4. Perlu adanya koordinasi rutin antara seluruh stakeholder terkait dalam rangka
penyusunan rencana kesiapsiagaan sehingga pada saat implementasi berjalan tidak
tumpang tindih
5. Sosialisassi yang massif kepada seluruh stakeholder juga harus dilkukan agar seluruh
elemen terkait paham akan peran masing-masing
6. Monev secara berkala juga perlu dilakukan mengingat seringkali pasca bencana masih
terjadi banyak permasalahan gizi dan kesehatan yang harus ditangani sehingga tidak
ditinggalkan demikian saja
Daftar Pustaka
1. Dolan Carmel dan Mija Ververs 2006. The Haiti Earthquake – Country and Global Level Cluster Coordination Experiences and Lessons Learnt. Issue 39. < http://fex.ennonline.net/39/haiti> [Diunduh pada 11 November 2013].
2. Kementerian Kesehatan RI, 2012. Pedoman Kegiatan Gizi Dalam Penanggulangan Bencana.
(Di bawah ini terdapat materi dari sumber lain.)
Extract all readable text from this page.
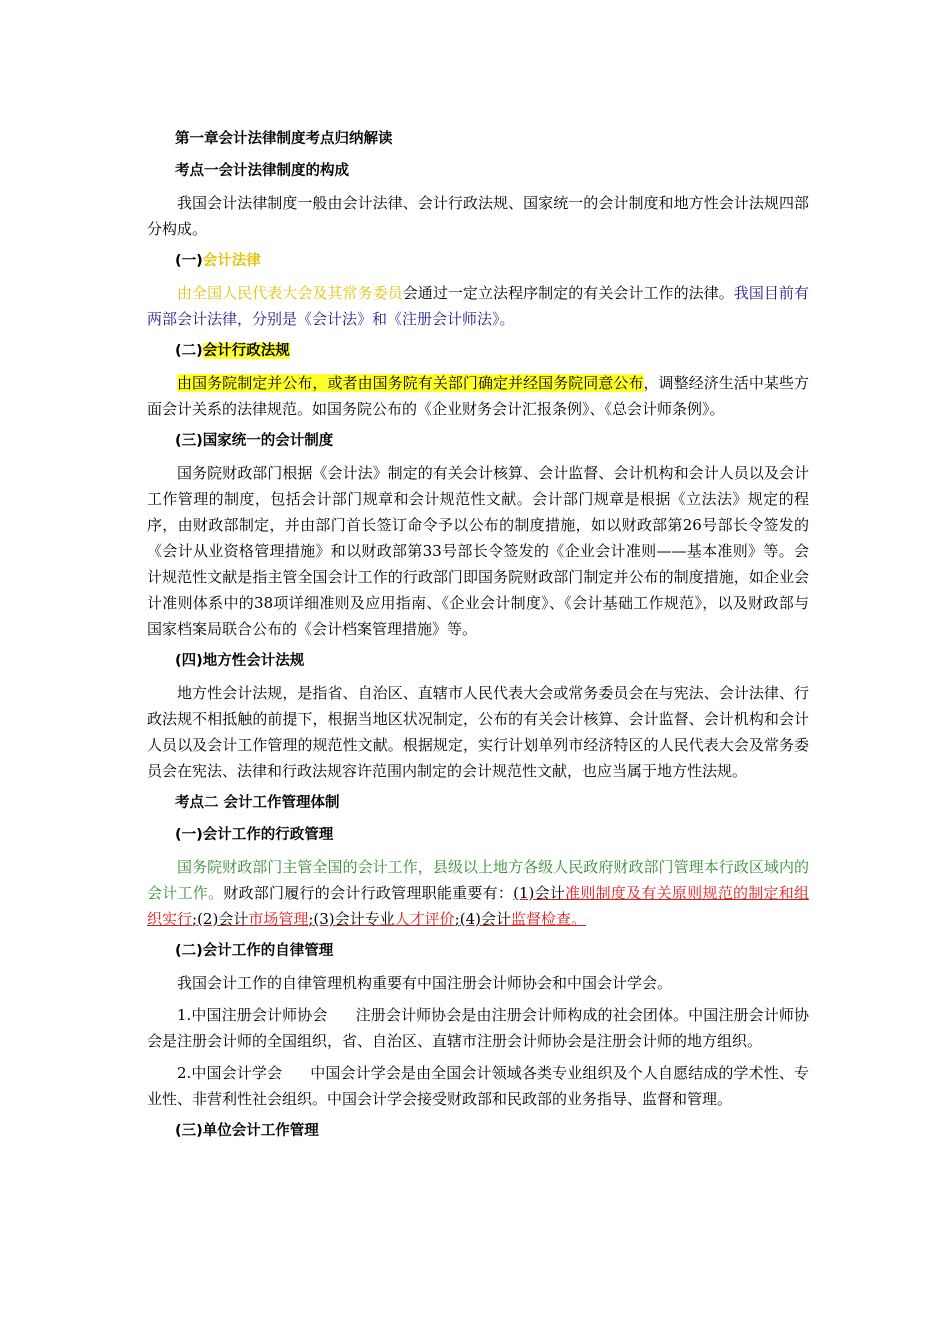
第一章会计法律制度考点归纳解读
考点一会计法律制度的构成

我国会计法律制度一般由会计法律、会计行政法规、国家统一的会计制度和地方性会计法规四部分构成。

(一)会计法律

由全国人民代表大会及其常务委员会通过一定立法程序制定的有关会计工作的法律。我国目前有两部会计法律，分别是《会计法》和《注册会计师法》。

(二)会计行政法规

由国务院制定并公布，或者由国务院有关部门确定并经国务院同意公布，调整经济生活中某些方面会计关系的法律规范。如国务院公布的《企业财务会计汇报条例》、《总会计师条例》。

(三)国家统一的会计制度

国务院财政部门根据《会计法》制定的有关会计核算、会计监督、会计机构和会计人员以及会计工作管理的制度，包括会计部门规章和会计规范性文献。会计部门规章是根据《立法法》规定的程序，由财政部制定，并由部门首长签订命令予以公布的制度措施，如以财政部第26号部长令签发的《会计从业资格管理措施》和以财政部第33号部长令签发的《企业会计准则——基本准则》等。会计规范性文献是指主管全国会计工作的行政部门即国务院财政部门制定并公布的制度措施，如企业会计准则体系中的38项详细准则及应用指南、《企业会计制度》、《会计基础工作规范》，以及财政部与国家档案局联合公布的《会计档案管理措施》等。

(四)地方性会计法规

地方性会计法规，是指省、自治区、直辖市人民代表大会或常务委员会在与宪法、会计法律、行政法规不相抵触的前提下，根据当地区状况制定，公布的有关会计核算、会计监督、会计机构和会计人员以及会计工作管理的规范性文献。根据规定，实行计划单列市经济特区的人民代表大会及常务委员会在宪法、法律和行政法规容许范围内制定的会计规范性文献，也应当属于地方性法规。

考点二 会计工作管理体制
(一)会计工作的行政管理

国务院财政部门主管全国的会计工作，县级以上地方各级人民政府财政部门管理本行政区域内的会计工作。财政部门履行的会计行政管理职能重要有：(1)会计准则制度及有关原则规范的制定和组织实行;(2)会计市场管理;(3)会计专业人才评价;(4)会计监督检查。

(二)会计工作的自律管理

我国会计工作的自律管理机构重要有中国注册会计师协会和中国会计学会。

1.中国注册会计师协会 注册会计师协会是由注册会计师构成的社会团体。中国注册会计师协会是注册会计师的全国组织，省、自治区、直辖市注册会计师协会是注册会计师的地方组织。

2.中国会计学会 中国会计学会是由全国会计领域各类专业组织及个人自愿结成的学术性、专业性、非营利性社会组织。中国会计学会接受财政部和民政部的业务指导、监督和管理。

(三)单位会计工作管理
Jakarta: Kementerian Kesehatan RI.
3. Kementerian Kesehatan, 2011. Pedoman Teknis Penanggulangan Krisis Kesehatan Akibat Bencana (mengacu pada standar internasional). Jakarta : Kementerian Kesehatan.
4. Maclaine, Ali dan Mary Corbett, 2006. Infant Feeding in Emergencies : Experiences From Indonesia and Lebanon. Issue 29. < http://fex.ennonline.net/29/infantfeeding> [Diunduh pada 11 November 2013].
5. Simanjuntak, David H. Tanpa Tahun. Waspadai Hidden Hunger pada Pengungsi. Universitas Sumatera Utara.
6. Tanpa Nama, 2007. Nutritional Status of Children and Pregnant and Lactating Women in Relief Camps in Post-Tsunami Sri Lanka. Issue 30. <http://fex.ennonline.net/30/nutritionalstatusofchildren> [Diunduh pada 11 November 2013].
7. WHO, 1995. Field Guide on Rapid Nutritional Assesment in Emergencies. Geneva: WHO.
8. WHO, 2000. The Management of Nutrition in Major Emergencies. Geneva:WHO.